Business
More African-American entrepreneurs required to help reduce erosion of the Black middle class

Entrepreneur, John H Johnson., Founder of Ebony and Jet Magazines. PHOTO/File
As a young black man graduating from the College of the Holy Cross 40 years ago, Ted Wells felt his generation had reason to hope racial barriers to economic advancement would disappear. In many ways he was right. Wells went on to earn both an MBA and a law degree from Harvard before becoming one of the country’s top trial lawyers.
His Holy Cross hallmates included Pulitzer Prize-winning author Edward P. Jones and Supreme Court Justice Clarence Thomas. American Express chief Kenneth Chenault and Ken Frazier of Merck are law school friends; his wife, Nina, served as New Jersey’s secretary of state.
Yet Wells now sees an economy where obstacles to a middle-class life for many black families are still daunting. “This recession has had a terrible hit, especially on the middle and lower class,” says Wells, now a partner at Paul, Weiss, Rifkind, Wharton & Garrison in New York. “But we’re less willing to talk about economic problems as issues of race.”

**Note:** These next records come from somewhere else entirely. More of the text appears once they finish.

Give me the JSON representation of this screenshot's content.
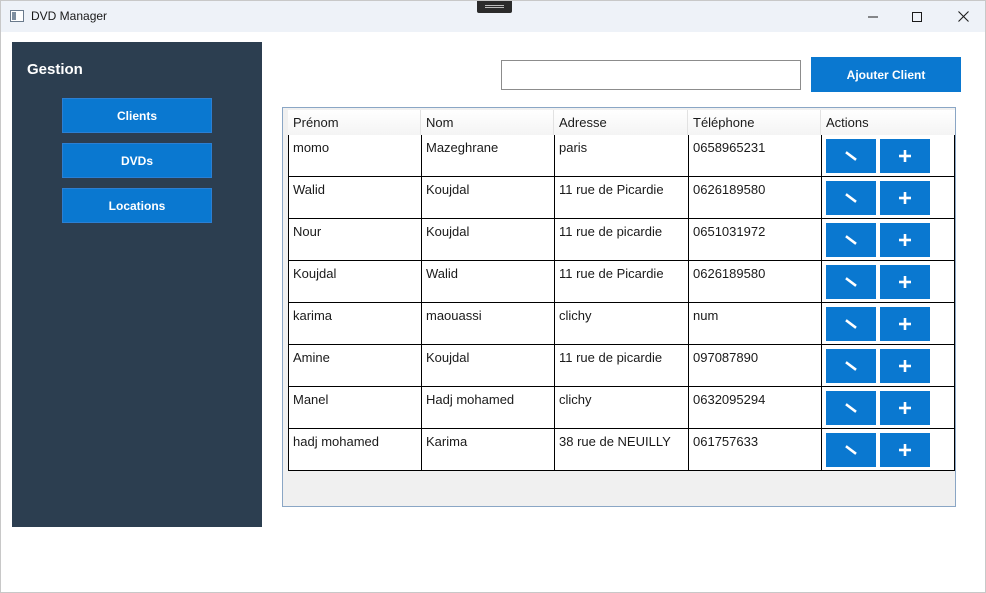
{
  "window": {
    "title": "DVD Manager"
  },
  "sidebar": {
    "title": "Gestion",
    "items": [
      {
        "label": "Clients"
      },
      {
        "label": "DVDs"
      },
      {
        "label": "Locations"
      }
    ],
    "background": "#2c3e50"
  },
  "toolbar": {
    "search_value": "",
    "search_placeholder": "",
    "add_label": "Ajouter Client"
  },
  "table": {
    "columns": [
      "Prénom",
      "Nom",
      "Adresse",
      "Téléphone",
      "Actions"
    ],
    "rows": [
      {
        "prenom": "momo",
        "nom": "Mazeghrane",
        "adresse": "paris",
        "telephone": "0658965231"
      },
      {
        "prenom": "Walid",
        "nom": "Koujdal",
        "adresse": "11 rue de Picardie",
        "telephone": "0626189580"
      },
      {
        "prenom": "Nour",
        "nom": "Koujdal",
        "adresse": "11 rue de picardie",
        "telephone": "0651031972"
      },
      {
        "prenom": "Koujdal",
        "nom": "Walid",
        "adresse": "11 rue de Picardie",
        "telephone": "0626189580"
      },
      {
        "prenom": "karima",
        "nom": "maouassi",
        "adresse": "clichy",
        "telephone": "num"
      },
      {
        "prenom": "Amine",
        "nom": "Koujdal",
        "adresse": "11 rue de picardie",
        "telephone": "097087890"
      },
      {
        "prenom": "Manel",
        "nom": "Hadj mohamed",
        "adresse": "clichy",
        "telephone": "0632095294"
      },
      {
        "prenom": "hadj mohamed",
        "nom": "Karima",
        "adresse": "38 rue de NEUILLY",
        "telephone": "061757633"
      }
    ],
    "row_actions": [
      {
        "icon": "edit-icon"
      },
      {
        "icon": "plus-icon"
      }
    ]
  },
  "colors": {
    "accent": "#0a78d0",
    "sidebar": "#2c3e50",
    "titlebar": "#eef2f8"
  }
}
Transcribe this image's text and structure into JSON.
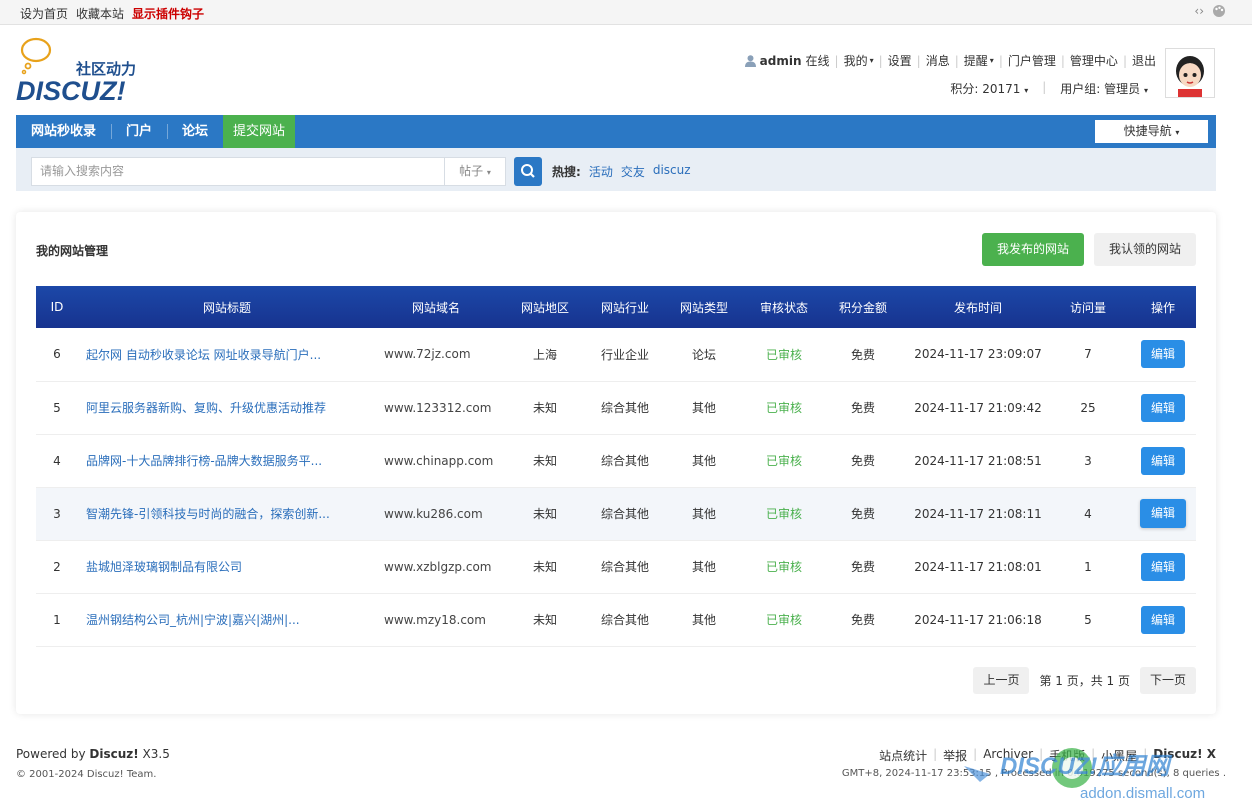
{
  "topbar": {
    "links": [
      "设为首页",
      "收藏本站"
    ],
    "hook": "显示插件钩子",
    "right_icons": [
      "code-icon",
      "palette-icon"
    ],
    "code_glyph": "‹›"
  },
  "logo": {
    "cn": "社区动力",
    "en": "DISCUZ!"
  },
  "user": {
    "name": "admin",
    "status": "在线",
    "menu": [
      "我的",
      "设置",
      "消息",
      "提醒",
      "门户管理",
      "管理中心",
      "退出"
    ],
    "points_label": "积分: 20171",
    "group_label": "用户组: 管理员"
  },
  "nav": {
    "items": [
      "网站秒收录",
      "门户",
      "论坛",
      "提交网站"
    ],
    "quick": "快捷导航"
  },
  "search": {
    "placeholder": "请输入搜索内容",
    "type": "帖子",
    "hot_label": "热搜:",
    "hot_words": [
      "活动",
      "交友",
      "discuz"
    ]
  },
  "panel": {
    "title": "我的网站管理",
    "btn_mine": "我发布的网站",
    "btn_claim": "我认领的网站"
  },
  "table": {
    "headers": [
      "ID",
      "网站标题",
      "网站域名",
      "网站地区",
      "网站行业",
      "网站类型",
      "审核状态",
      "积分金额",
      "发布时间",
      "访问量",
      "操作"
    ],
    "rows": [
      {
        "id": "6",
        "title": "起尔网 自动秒收录论坛 网址收录导航门户...",
        "domain": "www.72jz.com",
        "region": "上海",
        "industry": "行业企业",
        "type": "论坛",
        "status": "已审核",
        "price": "免费",
        "time": "2024-11-17 23:09:07",
        "views": "7",
        "action": "编辑"
      },
      {
        "id": "5",
        "title": "阿里云服务器新购、复购、升级优惠活动推荐",
        "domain": "www.123312.com",
        "region": "未知",
        "industry": "综合其他",
        "type": "其他",
        "status": "已审核",
        "price": "免费",
        "time": "2024-11-17 21:09:42",
        "views": "25",
        "action": "编辑"
      },
      {
        "id": "4",
        "title": "品牌网-十大品牌排行榜-品牌大数据服务平...",
        "domain": "www.chinapp.com",
        "region": "未知",
        "industry": "综合其他",
        "type": "其他",
        "status": "已审核",
        "price": "免费",
        "time": "2024-11-17 21:08:51",
        "views": "3",
        "action": "编辑"
      },
      {
        "id": "3",
        "title": "智潮先锋-引领科技与时尚的融合，探索创新...",
        "domain": "www.ku286.com",
        "region": "未知",
        "industry": "综合其他",
        "type": "其他",
        "status": "已审核",
        "price": "免费",
        "time": "2024-11-17 21:08:11",
        "views": "4",
        "action": "编辑"
      },
      {
        "id": "2",
        "title": "盐城旭泽玻璃钢制品有限公司",
        "domain": "www.xzblgzp.com",
        "region": "未知",
        "industry": "综合其他",
        "type": "其他",
        "status": "已审核",
        "price": "免费",
        "time": "2024-11-17 21:08:01",
        "views": "1",
        "action": "编辑"
      },
      {
        "id": "1",
        "title": "温州钢结构公司_杭州|宁波|嘉兴|湖州|...",
        "domain": "www.mzy18.com",
        "region": "未知",
        "industry": "综合其他",
        "type": "其他",
        "status": "已审核",
        "price": "免费",
        "time": "2024-11-17 21:06:18",
        "views": "5",
        "action": "编辑"
      }
    ]
  },
  "pager": {
    "prev": "上一页",
    "info": "第 1 页，共 1 页",
    "next": "下一页"
  },
  "footer": {
    "powered_prefix": "Powered by ",
    "powered_brand": "Discuz!",
    "powered_version": " X3.5",
    "copyright": "© 2001-2024 Discuz! Team.",
    "links": [
      "站点统计",
      "举报",
      "Archiver",
      "手机版",
      "小黑屋"
    ],
    "brand": "Discuz! X",
    "gmt": "GMT+8, 2024-11-17 23:53:15 , Processed in 0.019275 second(s), 8 queries ."
  },
  "watermark": {
    "text": "DISCUZ!应用网",
    "url": "addon.dismall.com"
  },
  "colors": {
    "nav": "#2b78c5",
    "active": "#4bb14e",
    "table_header": "#1b3e9d",
    "link": "#2a6ebb",
    "edit": "#2a8ee6"
  }
}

When the U.S. Census Bureau last surveyed the landscape in 2007, African Americans owned 1.9 million businesses, about 7 percent of the total. While that was a 60 percent increase from five years earlier, the average revenue at those businesses had decreased 3 percent since 2002, to US$72,000 a year, vs. an average of US$490,000 at those owned by whites. And that was before the recession wreaked havoc on the black middle class. Median wealth in black households fell 53 percent between 2004 and 2009, to US$5,677, according to the Pew Research Center.